Futurism: Part Two

In part one, I talked about how the first colonists got off of the Earth and some of the reason’s behind it. In this post, I am going to talk about more specifics on how a corporation could make money sending people to space.

The first question the inevitably comes up is the extraordinary cost of getting anything into space. I’ll leave the politics out, but that basics of it is that it will cost approximately $10,000 per kg to send anything into Low Earth Orbit and approximately $30,000 per kg to send anything into Geosynchronous Orbit. Please note that LEO is anything around 160km to 2000km above the surface of the earth, while Geosynchronous Orbit is 35,786km above the surface of the earth. That means that it currently costs $75,000 to send an average human into LEO and 2.25 million to send one to Geosynchronous Orbit.

That price tag is huge. Impossibly huge. It is a huge barrier to human space exploration that it is what is holding everything back.

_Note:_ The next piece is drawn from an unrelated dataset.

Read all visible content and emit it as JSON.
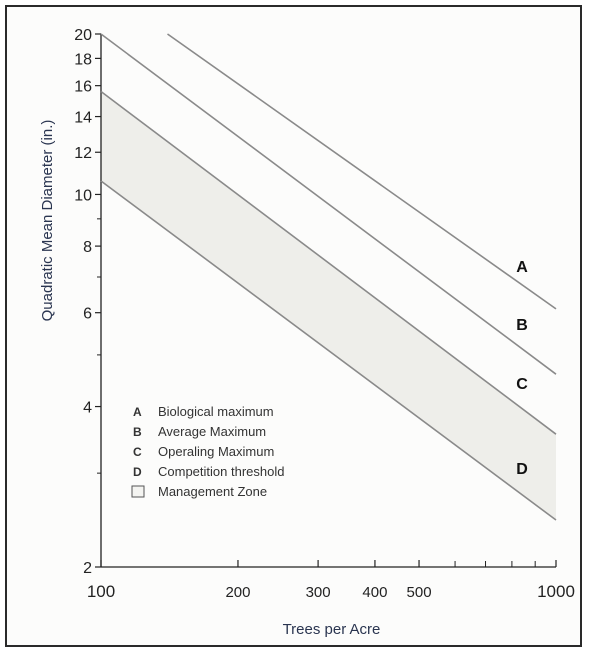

It is not the risks to humans or the technologies that have to be devolved in order to make it work. It is money alone that is the barrier to space exploration and if anyone says otherwise, they are lying.

The biggest part of the cost to space exploration is the insane amount of fuel and material that it takes to get the cargo out of the gravity well of earth. The cost of moving cargo around the solar system is far cheaper. I am sure that you noticed the difference of moving cargo to Geosynchronous is only three times the cost for 17 times the distance.

A company can make a huge amount of profit by mining ice asteroids and providing the clean drinking water to the ISS. And that is only the tip of the iceberg for the amount of opportunities out there.

There are asteroids out there that are comprised of a large amount of rare earth metals. These metals are what make computers and modern life possible. But they are called rare earth metals because they are rare on earth. Out in space, however, they are not as rare as they are on earth. There is a nearby asteroid that has more platinum on it that has been mined from the earth since we knew of its existence.

That can be done by robots up to a point. At some point it becomes essential for humans to go and live in space. Only certain experiments can be done in a micro gravity and then there is the entire question of the asteroid of death issue that a multi-planet species will fix.

Once they get to space, human’s have a wide range of different needs that will need industries to meet. The best way to do that is to produce those goods in space. Where they don’t have to pay for the goods to be shipped out of the earth’s gravity well.

That means that the best way to develop long term space colony’s before we are able to build a space elevator is to cut the earth out of the equation for as many things as possible. No high prices of goods from Earth brings down the cost of living in space.

In my fictional world, that is what the corporations fight for and get. The ability to go space and the ability to ship materials back to Earth and to expect to make a profit of goods and services.

These corporations start by mining asteroids and building space stations in space. The develop Mars as a Space Colony and it is the private industry moving forward that prompts NASA to send a space mission cause heaven forbid a private industry getting to space before NASA.

That brings up a rather large amount of different issues as well, which will be talked about in a later blog post. Most of which aren’t a big deal in the grand scheme of things as the the story takes place in 2500 CE and not 2025 CE.

The story world changes from the time of the first explorers and settlers to the time of Des and the Jovian Empire. Just look at how life was like at 1525 CE to now in 2017 CE.